Friday, January 10, 2014

Even doctors want to know what health plans they are in

Striking a balance of price and reasonable access to quality medical care is an evolving issue nationwide, Insurance Commissioner Mike Kreidler told a leadership gathering of the American Medical Association on Jan. 10.

The key topic for the panel on Jan. 10: How insurance regulators, medical providers and insurance companies can guarantee patients access to quality care.

Several of the larger health insurers kept their rates down by limiting their provider networks,” Kreidler said during a panel discussion at the AMA’s 2014 State Legislative Strategy Conference in Tucson, AZ.  “This has upset both consumers and providers.”

Kreidler said that he noticed a trend by insurance companies last summer to develop “narrower networks” of doctors and hospitals in the new health plans they offered for the first time on Washington’s Health Benefits Exchange, which manages the Washington Healthplanfinder.

That’s the online site where consumers can shop for 46 health plans and, in many cases, get subsidies to help pay for premiums.

Consumers can also choose from 51 plans in the outside market, where subsidies are not available.
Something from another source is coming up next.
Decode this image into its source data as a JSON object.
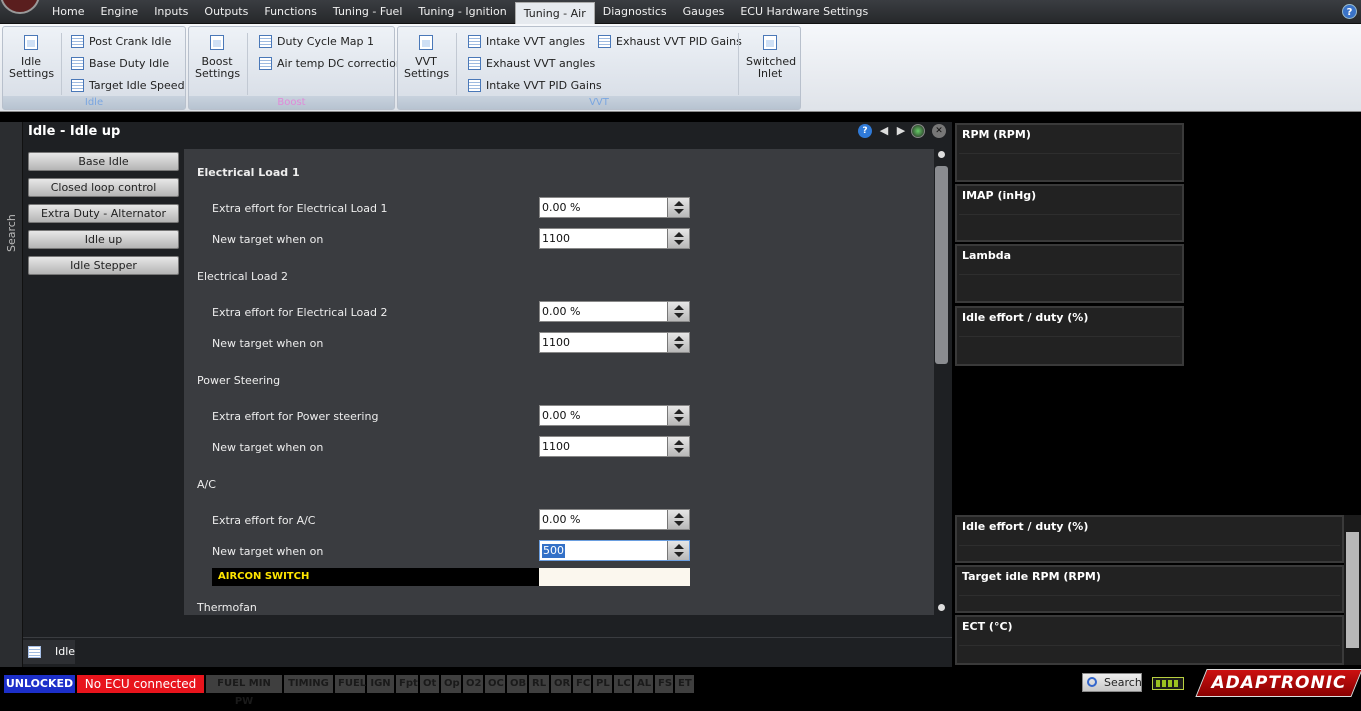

Although narrower networks are found in these plans as well, the concern is more prominent in the Exchange.

In some cases, insurers did not contract with doctors and hospitals that had traditionally been part of their networks. The new business model emerged as a way for insurers to keep premiums as inexpensive as possible for consumers.

This development has raised a red flag for consumers and doctors alike. Kreidler recognized the issue when insurers began filing new plans last year. His office is now developing further guidelines to make sure that consumers have reasonable access to services.
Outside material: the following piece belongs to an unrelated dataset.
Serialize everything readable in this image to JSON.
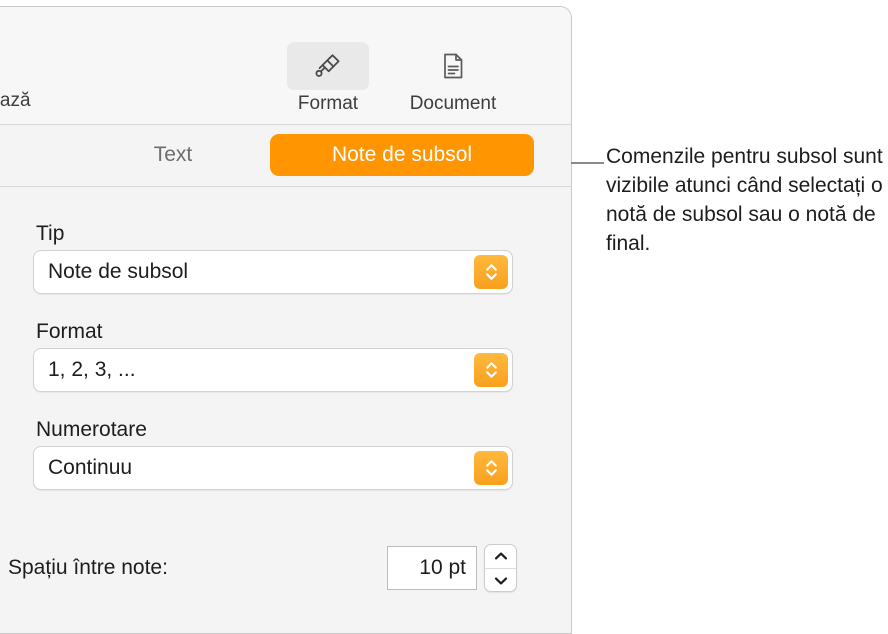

More transparency about which doctors and facilities are included in the plans is another key aspect – for both consumers and the medical community. 

His office has already received many comments from consumer groups, doctors, insurers, Indian tribes, legislators and more. Draft rules will be ready in February and will be open for more public scrutiny.

Kreidler noted that this is just a first step.

 “We want to make sure that we have up-to-date information so that consumers know which networks their doctors are in,” Kreidler said. “Doctors also want to know the networks they’re in. What we want to do is establish a common frame of reference for everyone.”